Sepa warned people to avoid coastal promenades as waves and spray are likely on exposed areas.
It has issued 19 flood alerts and 20 flood warnings across Scotland.
The warning for Edinburgh and Lothians said: "High astronomical tides, coupled with a large storm surge forecast will affect the Forth estuary during Saturday afternoon and may affect low lying areas along the Firth of Forth.
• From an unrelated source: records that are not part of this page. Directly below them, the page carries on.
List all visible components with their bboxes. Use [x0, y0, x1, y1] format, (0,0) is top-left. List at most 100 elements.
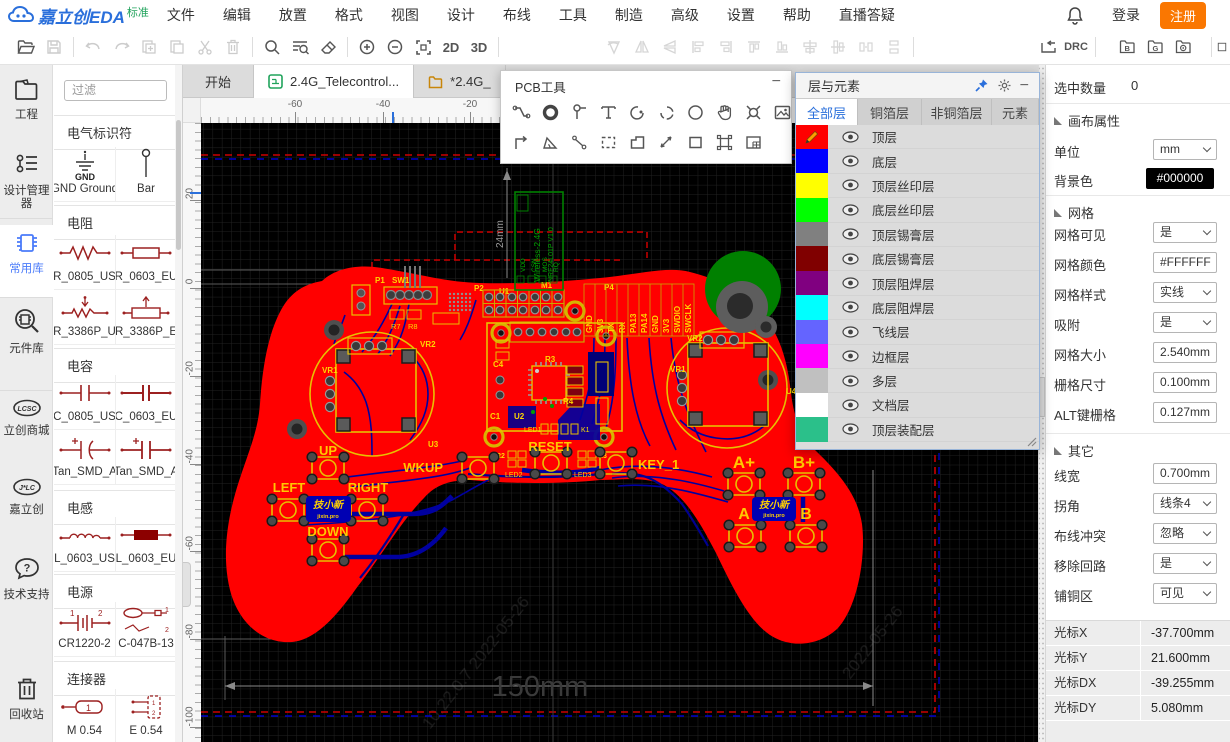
pad-tool-icon[interactable] [536, 99, 565, 125]
layer-visibility-eye-icon[interactable] [842, 179, 859, 191]
layer-visibility-eye-icon[interactable] [842, 228, 859, 240]
align-left-icon[interactable] [684, 35, 712, 59]
section-other[interactable]: 其它 [1046, 433, 1230, 461]
pcb-tools-minimize[interactable]: − [772, 73, 781, 91]
layer-visibility-eye-icon[interactable] [842, 301, 859, 313]
grid-color-input[interactable]: #FFFFFF [1153, 252, 1217, 273]
layer-visibility-eye-icon[interactable] [842, 131, 859, 143]
library-item-r3386pe[interactable]: R_3386P_E [115, 290, 176, 345]
sidebar-item-recycle-bin[interactable]: 回收站 [0, 677, 53, 722]
library-item-conn1[interactable]: 1 M 0.54 [54, 689, 115, 742]
search-icon[interactable] [258, 35, 286, 59]
partial-edge-icon[interactable] [1217, 35, 1227, 59]
layer-row[interactable]: 顶层锡膏层 [796, 223, 1039, 247]
layer-visibility-eye-icon[interactable] [842, 204, 859, 216]
layer-color-swatch[interactable] [796, 271, 828, 295]
layer-visibility-eye-icon[interactable] [842, 423, 859, 435]
undo-icon[interactable] [79, 35, 107, 59]
layer-color-swatch[interactable] [796, 320, 828, 344]
layer-row[interactable]: 顶层装配层 [796, 418, 1039, 442]
layer-color-swatch[interactable] [796, 393, 828, 417]
sidebar-item-project[interactable]: 工程 [0, 79, 53, 122]
layer-row[interactable]: 底层锡膏层 [796, 247, 1039, 271]
library-item-r0603eu[interactable]: R_0603_EU [115, 235, 176, 290]
spacing-tool-icon[interactable] [652, 129, 681, 155]
menu-edit[interactable]: 编辑 [209, 0, 265, 30]
grid-visible-select[interactable]: 是 [1153, 222, 1217, 243]
conflict-select[interactable]: 忽略 [1153, 523, 1217, 544]
drag-tool-icon[interactable] [710, 99, 739, 125]
layer-row[interactable]: 顶层丝印层 [796, 174, 1039, 198]
dashed-region-tool-icon[interactable] [594, 129, 623, 155]
arc-tool-icon[interactable] [623, 99, 652, 125]
layer-row[interactable]: 文档层 [796, 393, 1039, 417]
layer-visibility-eye-icon[interactable] [842, 350, 859, 362]
library-item-c0805us[interactable]: C_0805_US [54, 375, 115, 430]
layer-row[interactable]: 底层阻焊层 [796, 296, 1039, 320]
section-grid[interactable]: 网格 [1046, 195, 1230, 223]
layer-color-swatch[interactable] [796, 344, 828, 368]
bg-color-value[interactable]: #000000 [1146, 168, 1214, 189]
layers-settings-gear-icon[interactable] [997, 78, 1012, 93]
library-item-tantalum-a[interactable]: Tan_SMD_A [54, 430, 115, 485]
layer-visibility-eye-icon[interactable] [842, 155, 859, 167]
tab-start[interactable]: 开始 [183, 65, 254, 98]
library-item-l0603eu[interactable]: L_0603_EU [115, 517, 176, 572]
image-tool-icon[interactable] [768, 99, 797, 125]
library-item-l0603us[interactable]: L_0603_US [54, 517, 115, 572]
rotate-ccw-icon[interactable] [600, 35, 628, 59]
layer-color-swatch[interactable] [796, 149, 828, 173]
layer-visibility-eye-icon[interactable] [842, 326, 859, 338]
group-tool-icon[interactable] [710, 129, 739, 155]
grid-size-input[interactable]: 2.540mm [1153, 342, 1217, 363]
flip-horizontal-icon[interactable] [628, 35, 656, 59]
coord-export-icon[interactable] [1169, 35, 1197, 59]
notification-bell-icon[interactable] [1066, 6, 1084, 25]
layers-minimize[interactable]: − [1020, 77, 1029, 95]
menu-tools[interactable]: 工具 [545, 0, 601, 30]
view-3d-icon[interactable]: 3D [465, 35, 493, 59]
layers-tab-copper[interactable]: 铜箔层 [858, 99, 922, 125]
menu-fabrication[interactable]: 制造 [601, 0, 657, 30]
layer-color-swatch[interactable] [796, 198, 828, 222]
library-item-r0805us[interactable]: R_0805_US [54, 235, 115, 290]
layer-row[interactable]: 顶层 [796, 125, 1039, 149]
layer-row[interactable]: 底层 [796, 149, 1039, 173]
layer-color-swatch[interactable] [796, 417, 828, 441]
menu-format[interactable]: 格式 [321, 0, 377, 30]
drc-check-icon[interactable]: DRC [1062, 35, 1090, 59]
delete-icon[interactable] [219, 35, 247, 59]
layer-row[interactable]: 飞线层 [796, 320, 1039, 344]
library-scrollbar[interactable] [175, 65, 182, 742]
layer-color-swatch[interactable] [796, 125, 828, 149]
menu-help[interactable]: 帮助 [769, 0, 825, 30]
view-2d-icon[interactable]: 2D [437, 35, 465, 59]
menu-live-support[interactable]: 直播答疑 [825, 0, 909, 30]
paste-icon[interactable] [163, 35, 191, 59]
layer-color-swatch[interactable] [796, 295, 828, 319]
library-item-battery[interactable]: 12 CR1220-2 [54, 602, 115, 657]
tab-pcb[interactable]: *2.4G_ [414, 65, 505, 98]
raster-size-input[interactable]: 0.100mm [1153, 372, 1217, 393]
align-right-icon[interactable] [712, 35, 740, 59]
save-icon[interactable] [40, 35, 68, 59]
remove-loop-select[interactable]: 是 [1153, 553, 1217, 574]
open-file-icon[interactable] [12, 35, 40, 59]
cut-icon[interactable] [191, 35, 219, 59]
layer-row[interactable]: 底层丝印层 [796, 198, 1039, 222]
menu-route[interactable]: 布线 [489, 0, 545, 30]
library-item-bar[interactable]: Bar [115, 147, 176, 202]
snap-select[interactable]: 是 [1153, 312, 1217, 333]
library-item-power-probe[interactable]: 12 C-047B-13 [115, 602, 176, 657]
register-button[interactable]: 注册 [1160, 2, 1206, 29]
pin-panel-icon[interactable] [974, 78, 989, 93]
sidebar-item-lcsc-mall[interactable]: LCSC 立创商城 [0, 399, 53, 438]
zoom-in-icon[interactable] [353, 35, 381, 59]
login-link[interactable]: 登录 [1112, 5, 1140, 25]
layer-color-swatch[interactable] [796, 222, 828, 246]
eraser-icon[interactable] [314, 35, 342, 59]
unit-select[interactable]: mm [1153, 139, 1217, 160]
library-item-gnd[interactable]: GND GND Ground [54, 147, 115, 202]
layers-resize-handle[interactable] [1027, 437, 1037, 447]
menu-view[interactable]: 视图 [377, 0, 433, 30]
High tides are expected at around 4pm in this area.
"Remain vigilant and remember, it is your responsibility to take actions which help protect yourself and your property."
The Met Office has issued yellow "be aware" warnings of snow for Strathclyde, Central, Tayside, Fife, Southwest Scotland and Lothian and Borders.
Chris Burton, a forecaster with MeteoGroup, said: ''Saturday will not be too bad for most with a few showers in the west then heavy rain during the afternoon with a risk of sleet and snow, mainly on the high ground.
''Sunday will be dry and fine for a time, then wet and windy later on so there's not an end to the unsettled weather.''
Yesterday homes were flooded and people evacuated as a tidal surge combined with rain and high winds of more than 60mph battered the country.
Parts of the west coast were the worst hit, including towns such as Ardrossan, North Ayrshire, and Dumbarton, West Dunbartonshire, with waves crashing over esplanades and roads engulfed in water.
Dumfries and Galloway was badly affected by flooding.
In Powfoot three families were evacuated to a farmhouse from Queensberry Bay Caravan Park while one person was evacuated from Creetown and a few families chose to leave their homes in Port William.
Properties were flooded at Isle of Whithorn, Portpatrick, Garlieston, Kirkcudbright, Annan, Carsethorn, Powfoot and Port William, the council said.
The harbour was also flooded in Garlieston and Kirkcudbright.
Aberdeen endured the strongest gust of wind, at 68mph, while a 66mph gust was recorded near Stranraer in Dumfries and Galloway.
Travel by road, rail and ferry was also disrupted by the adverse conditions.